Probabilistic knowledge is an important input to the analysis of many decisions, and may be required for long-range forecasting, classical decision analysis, influence diagrams, fault tree analysis, and expert systems. If objective probabilities cannot be calculated, it is vital that decision makers use the best available subjective measures of probability. Standard mathematical theory allows the analyst several choices in framing subjective probability assessments. When assessing cause-effect probabilities, the three choices are causal, diagnostic, and joint probabilities. Choosing among these is difficult in light of conflicting reports that, due to cognitive heuristics, probability judgment may be biased in various poorly understood ways.

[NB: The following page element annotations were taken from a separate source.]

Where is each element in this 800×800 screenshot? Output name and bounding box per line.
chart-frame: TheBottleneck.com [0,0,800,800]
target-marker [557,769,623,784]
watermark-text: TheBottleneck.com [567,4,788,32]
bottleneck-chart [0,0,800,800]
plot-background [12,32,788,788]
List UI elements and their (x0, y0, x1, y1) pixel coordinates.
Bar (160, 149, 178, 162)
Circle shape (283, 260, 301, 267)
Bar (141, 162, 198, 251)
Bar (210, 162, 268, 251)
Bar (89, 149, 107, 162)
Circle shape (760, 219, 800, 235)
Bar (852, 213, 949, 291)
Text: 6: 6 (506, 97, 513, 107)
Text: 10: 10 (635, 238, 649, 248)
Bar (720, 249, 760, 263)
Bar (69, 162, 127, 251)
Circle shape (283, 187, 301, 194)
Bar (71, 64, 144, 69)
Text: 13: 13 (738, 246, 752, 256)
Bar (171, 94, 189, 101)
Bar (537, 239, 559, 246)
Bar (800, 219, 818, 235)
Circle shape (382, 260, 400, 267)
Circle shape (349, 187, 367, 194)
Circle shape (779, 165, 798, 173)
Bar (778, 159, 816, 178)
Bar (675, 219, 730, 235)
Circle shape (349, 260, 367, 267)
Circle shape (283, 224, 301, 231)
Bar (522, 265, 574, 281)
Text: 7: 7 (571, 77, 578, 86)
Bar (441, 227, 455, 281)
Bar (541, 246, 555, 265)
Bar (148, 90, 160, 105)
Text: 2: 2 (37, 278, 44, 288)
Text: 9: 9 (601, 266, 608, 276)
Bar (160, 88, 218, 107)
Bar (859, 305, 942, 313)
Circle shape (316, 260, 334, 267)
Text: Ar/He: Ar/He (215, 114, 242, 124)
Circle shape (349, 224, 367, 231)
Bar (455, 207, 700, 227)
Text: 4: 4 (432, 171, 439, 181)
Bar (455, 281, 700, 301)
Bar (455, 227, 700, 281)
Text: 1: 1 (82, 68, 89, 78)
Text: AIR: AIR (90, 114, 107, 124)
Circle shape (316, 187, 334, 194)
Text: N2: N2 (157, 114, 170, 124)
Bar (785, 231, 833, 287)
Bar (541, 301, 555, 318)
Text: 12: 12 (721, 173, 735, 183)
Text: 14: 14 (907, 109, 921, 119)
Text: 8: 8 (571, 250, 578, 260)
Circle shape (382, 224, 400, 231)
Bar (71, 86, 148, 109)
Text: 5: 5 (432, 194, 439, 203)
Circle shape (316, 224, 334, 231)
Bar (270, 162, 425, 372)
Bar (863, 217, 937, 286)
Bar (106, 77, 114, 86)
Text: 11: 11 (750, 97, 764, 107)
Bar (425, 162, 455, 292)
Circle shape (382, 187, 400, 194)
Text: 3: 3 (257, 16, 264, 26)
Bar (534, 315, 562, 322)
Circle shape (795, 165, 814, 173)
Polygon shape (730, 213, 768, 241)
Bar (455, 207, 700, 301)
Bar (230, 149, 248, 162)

For example, it has been reported that, when judging causal probabilities, people are subject to the causal information bias, and thus upwardly revise their prior probabilities more than when judging diagnostic probabilities. On the other hand, it has also been reported that in some cases, people do not take proper account of new evidence, which results in under-revision of prior probabilities. Furthermore it has been reported that, when assessing joint probabilities, people are subject to the conjunction fallacy, and thus often judge a joint probability to be higher than one of the two corresponding marginal probabilities. Our research compares the relative effects of these biases in a laboratory setting: we present new empirical results comparing the test-retest reliabilities and under(over) revision rates of causal, diagnostic, and joint probabilities. Our results suggest that the tendency to both under-revise and over-revise prior probabilities is greatest when judging diagnostic probabilities, as opposed to either causal or joint probabilities. Furthermore our results suggest that joint probability judgment is more reliable than either causal or diagnostic probability judgment.